四国徳島県

元徳島そごう・徳島市「徳島駅前アミコ」が直面する、苦しすぎる現状を見物する。

徳島県徳島市といえば、皆様ご存じの通り徳島県の県庁所在地として知られる場所で、高松や松山に比べると「格落ち」感が否めない街でもあるのだが、それでもやはり県で一番の都市ということもあり、それなりのにぎわいを見せる街となっている。有名なものとしては「阿波踊り」なんかが挙げられるだろうか。お祭りといえば東北各地で5~7月に次々と行われるものが有名だが、四国も「阿波踊り」に加えて高知県の「よさこい祭り」なんかがあったりしてなんやかんや有名ですよね。

徳島駅前アミコ 外観

さて、今回やってきたのはそんな徳島市は徳島駅の目の前にある施設、「徳島駅前再開発ビルアミコビル」である。同じ四国の高松や松山に比べ非常に現代的な雰囲気を残すこの徳島だが、その駅前にあるこちらの再開発ビルがなかなか凄まじい状況を呈していることで、今回はこのアミコビルについてご紹介しようと思う。

元徳島そごう、その寂しすぎる今。

徳島駅前アミコ外観

徳島駅前再開発ビルアミコビルは、名前に「再開発」とある通り再開発計画とともにできた建物だ。もともとはここに小学校が所在していたのだが、再開発計画とともに移転し、それによってできた駅前の巨大なスペースを利用する形で1983年に完成した。当初は核テナントとして百貨店のそごうが入居し、「そごう徳島店」として入居、それに加え一部の地元地権者やその他専門店が入居する「アミコ専門店街」、そして東急系のホテルである「徳島東急イン」により構成されていた。しかし、百貨店業界を取り巻く厳しい環境や、近隣の神戸市(神戸までは明石海峡大橋等を経由して2時間ほどで行くことができる)に客が流れたことにより経営が悪化、2020年にそごうはその歴史に幕を閉じ、現在ではアミコ専門店街と東急インがリブランドしてできたホテル「スマイルホテル徳島」が営業を行っている。

徳島駅前アミコ 正面入り口

取材陣はこのビルを2021年3月に訪問したのだが、当時はまだ閉店して1年も経っていないこともあり、そごう時代の痕跡がまだまだ強く残っていた。2階の正面入り口にはそごう名物、「世界の人形時計」がいまだにちゃんと動いている。からくり時計機能はもうとっくのとうに失われたこの時計だが、そごうのものでなくなった今もまだ動いているとは・・・。

徳島駅前アミコ 入口

そんな荘厳な入口の周りには、その雰囲気に味を加えるかのように茶色系の色に塗られた床、そして徳島らしいうずしおの形を彩ったタイルが設置されていた。そういえば、徳島そごうのからくり時計には阿波踊りの人形が置かれてあったんだっけ。周りの環境をちゃんとお店に反映するあたり、そごうの素晴らしさを感じてしまうのだが、もはやここにはそごうというお店は残っていない。

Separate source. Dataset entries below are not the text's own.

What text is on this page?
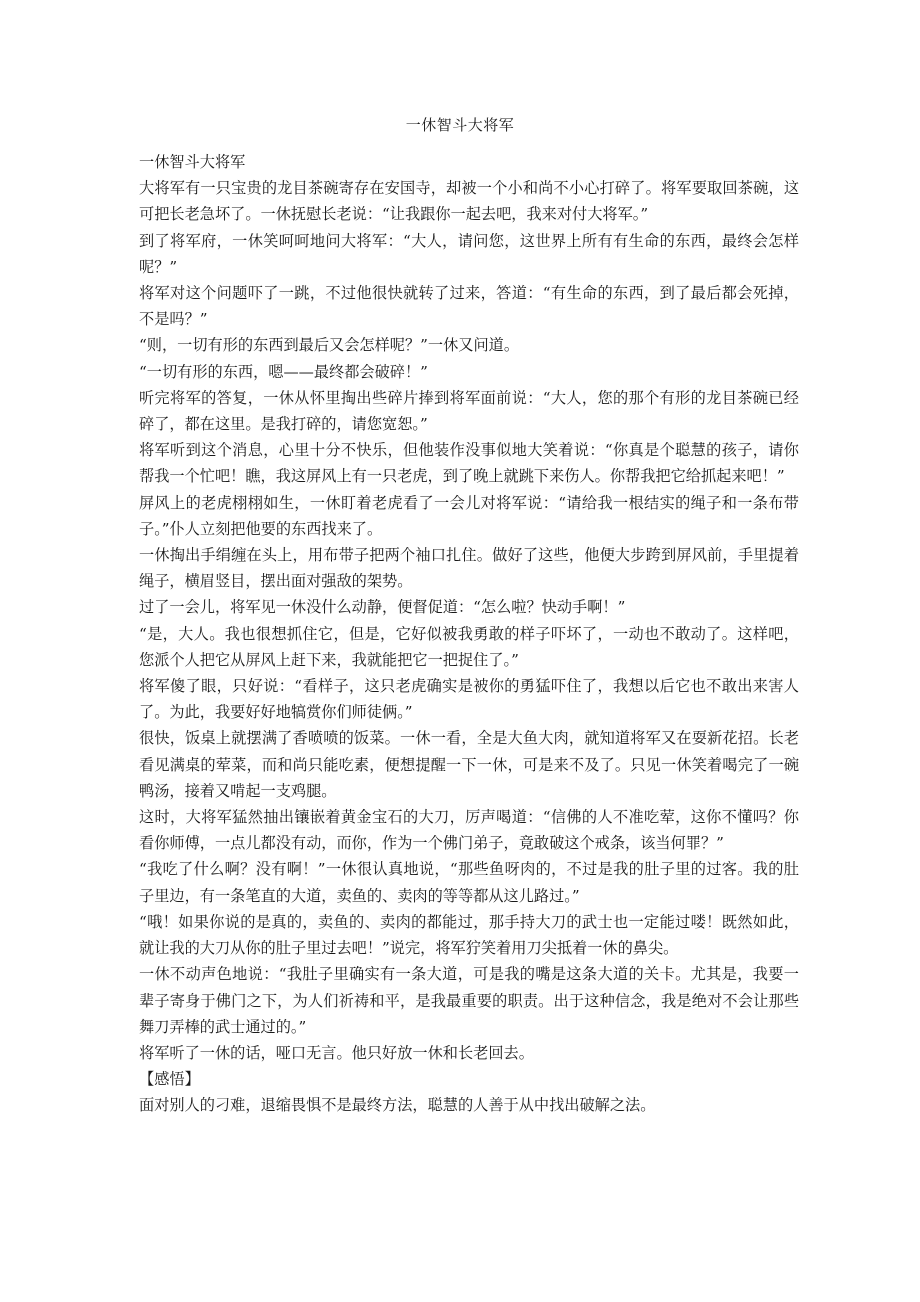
一休智斗大将军

一休智斗大将军

大将军有一只宝贵的龙目茶碗寄存在安国寺，却被一个小和尚不小心打碎了。将军要取回茶碗，这可把长老急坏了。一休抚慰长老说：“让我跟你一起去吧，我来对付大将军。”

到了将军府，一休笑呵呵地问大将军：“大人，请问您，这世界上所有有生命的东西，最终会怎样呢？”

将军对这个问题吓了一跳，不过他很快就转了过来，答道：“有生命的东西，到了最后都会死掉，不是吗？”

“则，一切有形的东西到最后又会怎样呢？”一休又问道。

“一切有形的东西，嗯——最终都会破碎！”

听完将军的答复，一休从怀里掏出些碎片捧到将军面前说：“大人，您的那个有形的龙目茶碗已经碎了，都在这里。是我打碎的，请您宽恕。”

将军听到这个消息，心里十分不快乐，但他装作没事似地大笑着说：“你真是个聪慧的孩子，请你帮我一个忙吧！瞧，我这屏风上有一只老虎，到了晚上就跳下来伤人。你帮我把它给抓起来吧！”

屏风上的老虎栩栩如生，一休盯着老虎看了一会儿对将军说：“请给我一根结实的绳子和一条布带子。”仆人立刻把他要的东西找来了。

一休掏出手绢缠在头上，用布带子把两个袖口扎住。做好了这些，他便大步跨到屏风前，手里提着绳子，横眉竖目，摆出面对强敌的架势。

过了一会儿，将军见一休没什么动静，便督促道：“怎么啦？快动手啊！”

“是，大人。我也很想抓住它，但是，它好似被我勇敢的样子吓坏了，一动也不敢动了。这样吧，您派个人把它从屏风上赶下来，我就能把它一把捉住了。”

将军傻了眼，只好说：“看样子，这只老虎确实是被你的勇猛吓住了，我想以后它也不敢出来害人了。为此，我要好好地犒赏你们师徒俩。”

很快，饭桌上就摆满了香喷喷的饭菜。一休一看，全是大鱼大肉，就知道将军又在耍新花招。长老看见满桌的荤菜，而和尚只能吃素，便想提醒一下一休，可是来不及了。只见一休笑着喝完了一碗鸭汤，接着又啃起一支鸡腿。

这时，大将军猛然抽出镶嵌着黄金宝石的大刀，厉声喝道：“信佛的人不准吃荤，这你不懂吗？你看你师傅，一点儿都没有动，而你，作为一个佛门弟子，竟敢破这个戒条，该当何罪？”

“我吃了什么啊？没有啊！”一休很认真地说，“那些鱼呀肉的，不过是我的肚子里的过客。我的肚子里边，有一条笔直的大道，卖鱼的、卖肉的等等都从这儿路过。”

“哦！如果你说的是真的，卖鱼的、卖肉的都能过，那手持大刀的武士也一定能过喽！既然如此，就让我的大刀从你的肚子里过去吧！”说完，将军狞笑着用刀尖抵着一休的鼻尖。

一休不动声色地说：“我肚子里确实有一条大道，可是我的嘴是这条大道的关卡。尤其是，我要一辈子寄身于佛门之下，为人们祈祷和平，是我最重要的职责。出于这种信念，我是绝对不会让那些舞刀弄棒的武士通过的。”

将军听了一休的话，哑口无言。他只好放一休和长老回去。

【感悟】

面对别人的刁难，退缩畏惧不是最终方法，聪慧的人善于从中找出破解之法。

2021年6月、高松市の「高松三越」がこの場所にサテライト店を出すと発表しました。これに伴い、徳島そごうの象徴であったこのからくり時計も撤去されたとのこと。徳島そごうのシンボルとなっていただけに、非常に残念です・・・。
新聞記事:https://www.topics.or.jp/articles/-/540190

徳島駅前アミコ フロアガイド

さっそく中へと入っていこう。徳島駅前アミコは地下1階~9階、および屋上の計11フロアで構成されている。これを見れば分かる通り、低層階にはそれなりにお店が入っているものの、高層階にはテナントは少なめで、5F・6Fに至ってはそもそもお店が入っていない。やはり専門店街として再出発したとはいえ、これだけのフロアを埋めるのにはなかなか苦労しているようだ。豊田なんかは結構成功しているみたいだけど、ここもどうにかならないのかな?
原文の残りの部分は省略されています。